The abuse of PAS/E would develop just as subtly. I don’t think we would see many cases of the son, full of impatience, trying to get his father to shuffle off this mortal coil so we can inherit the state sooner. But what I do think we’ll see, through decades, is the development of a culture of death, in which ability is the prized metric of value. If you lack ability, then your life lacks value (by degrees).

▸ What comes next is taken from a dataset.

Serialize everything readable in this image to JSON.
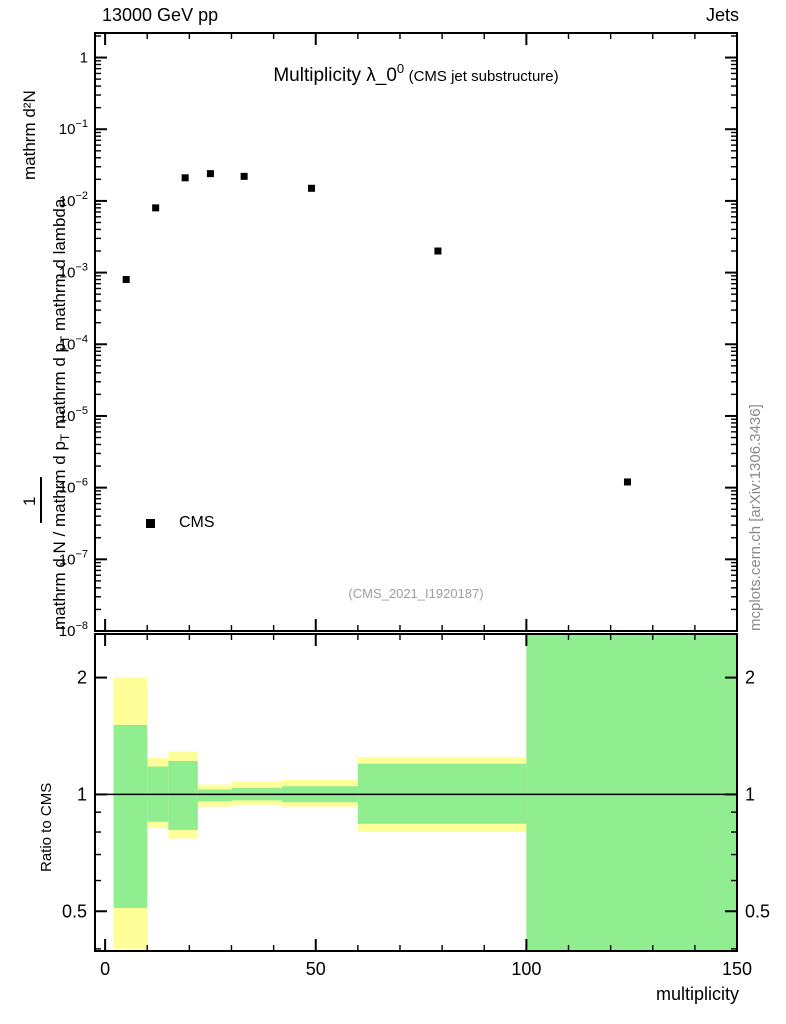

This development can be demonstrated using an argument from a paper by Velleman. If your friend were having a dinner party but didn’t invite you, your default state is “not going.” You don’t need to make a choice not to go. But if he invites you, you either must choose to go or not to go, but the one thing you cannot choose is to “not go by default,” that is, not go by not choosing. The offer of the “right to die” in these cases is similar. Most of us do not go through life consciously choosing not to kill ourselves; rather, we live by default. As soon as someone offers us the opportunity to die, however (for whatever reason), we can choose to live or die, but the one thing we cannot do is live by default. Say we choose to live. We are responsible for our choices, no? And those choices for which we’re responsible we also can be asked to justify. Now imagine showing up to work every day and being asked why, based on some publicly and culturally valuation of life, you didn’t kill yourself last night.
That is the position many people will find themselves in a culture of PAS/E. Cultures don’t change overnight, or even in a year. It takes years, if not decades. But the change is immune to whatever legal safeguards we might have in place because the change occurs in the hearts and minds who believe that there are “lives worth living” and “lives not worth living.”